Les algorithmes façonnent notre perception du monde par des mécanismes dont nous ne maîtrisons ni les codes ni les intentions. Première victime : le climat. Le journaliste Thomas Huchon et l’influenceur Vinz Kanté reviennent sur les nouveaux enjeux de l’information environnementale.
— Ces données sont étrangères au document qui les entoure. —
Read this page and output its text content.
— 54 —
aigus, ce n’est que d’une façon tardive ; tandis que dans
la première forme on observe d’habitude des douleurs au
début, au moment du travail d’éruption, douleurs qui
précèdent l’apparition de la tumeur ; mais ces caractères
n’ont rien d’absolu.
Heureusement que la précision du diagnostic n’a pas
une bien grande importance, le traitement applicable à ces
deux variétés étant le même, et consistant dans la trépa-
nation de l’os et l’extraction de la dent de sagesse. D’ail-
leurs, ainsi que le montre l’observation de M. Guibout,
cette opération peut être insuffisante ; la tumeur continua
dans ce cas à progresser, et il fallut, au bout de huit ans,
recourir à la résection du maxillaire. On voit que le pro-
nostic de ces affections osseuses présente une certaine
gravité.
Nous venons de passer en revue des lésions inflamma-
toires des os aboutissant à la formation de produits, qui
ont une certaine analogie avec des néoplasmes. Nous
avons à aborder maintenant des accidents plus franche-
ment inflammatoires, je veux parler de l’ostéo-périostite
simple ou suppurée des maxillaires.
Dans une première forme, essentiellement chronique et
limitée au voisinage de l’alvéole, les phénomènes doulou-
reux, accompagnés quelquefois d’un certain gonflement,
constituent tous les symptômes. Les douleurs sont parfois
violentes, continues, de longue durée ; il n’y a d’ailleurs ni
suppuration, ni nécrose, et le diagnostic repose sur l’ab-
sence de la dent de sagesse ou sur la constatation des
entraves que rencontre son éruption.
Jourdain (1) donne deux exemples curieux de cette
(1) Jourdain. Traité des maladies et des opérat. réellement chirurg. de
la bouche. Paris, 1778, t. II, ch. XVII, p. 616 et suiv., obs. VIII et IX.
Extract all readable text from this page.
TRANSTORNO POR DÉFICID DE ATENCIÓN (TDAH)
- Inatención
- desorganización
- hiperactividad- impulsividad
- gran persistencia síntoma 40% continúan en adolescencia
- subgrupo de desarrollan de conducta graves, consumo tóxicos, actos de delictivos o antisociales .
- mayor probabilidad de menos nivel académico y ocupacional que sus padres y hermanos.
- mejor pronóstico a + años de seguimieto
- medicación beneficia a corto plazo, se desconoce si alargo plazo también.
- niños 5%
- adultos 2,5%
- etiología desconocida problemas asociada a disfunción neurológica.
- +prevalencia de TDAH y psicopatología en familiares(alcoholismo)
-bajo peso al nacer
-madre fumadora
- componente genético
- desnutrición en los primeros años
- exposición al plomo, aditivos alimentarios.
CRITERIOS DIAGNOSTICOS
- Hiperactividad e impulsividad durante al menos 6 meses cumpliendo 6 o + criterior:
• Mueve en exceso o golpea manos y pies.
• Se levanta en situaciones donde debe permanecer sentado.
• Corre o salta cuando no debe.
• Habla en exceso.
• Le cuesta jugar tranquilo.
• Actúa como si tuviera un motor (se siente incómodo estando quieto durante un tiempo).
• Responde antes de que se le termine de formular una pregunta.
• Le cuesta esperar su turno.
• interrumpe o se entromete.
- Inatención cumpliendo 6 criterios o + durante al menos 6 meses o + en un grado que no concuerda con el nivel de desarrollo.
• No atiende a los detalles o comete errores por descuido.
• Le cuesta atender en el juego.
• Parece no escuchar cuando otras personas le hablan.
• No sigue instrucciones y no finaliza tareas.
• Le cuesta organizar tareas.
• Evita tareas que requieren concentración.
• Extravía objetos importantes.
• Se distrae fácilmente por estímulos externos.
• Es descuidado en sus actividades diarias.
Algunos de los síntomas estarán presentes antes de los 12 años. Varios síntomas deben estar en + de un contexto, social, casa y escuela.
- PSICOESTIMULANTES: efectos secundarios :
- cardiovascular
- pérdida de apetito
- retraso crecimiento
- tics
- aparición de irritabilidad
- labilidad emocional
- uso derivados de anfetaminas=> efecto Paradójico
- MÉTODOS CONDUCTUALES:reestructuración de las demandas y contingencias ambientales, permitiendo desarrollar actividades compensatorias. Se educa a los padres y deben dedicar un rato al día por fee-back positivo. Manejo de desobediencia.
Cette convergence préoccupante témoigne d’une transformation profonde de notre paysage informationnel. Comment naviguer dans cet océan de données où le vrai et le faux se confondent ? À qui faire confiance ? Thomas Huchon, journaliste d’investigation a fait de la traque des manipulations de l’information son combat quotidien ; et Vinz Kanté, ancien animateur radio reconverti en influenceur – 55 000 abonnés sur Instagram et 140 000 sur YouTube – avec son média en ligne Limit qui vulgarise les enjeux climatiques reviennent sur ce qu’ils nomment « l’algocratie » : une nouvelle gouvernance invisible où les algorithmes déterminent insidieusement notre rapport à la réalité

Dans votre livre Résister aux fake news (First Editions), vous explorez les mécanismes de la désinformation. Quelles sont selon vous les théories climatosceptiques les plus dangereuses aujourd’hui ?

Thomas Huchon : La plus pernicieuse consiste à présenter le réchauffement climatique comme une construction des partis écologistes visant à manipuler l’opinion publique. (...)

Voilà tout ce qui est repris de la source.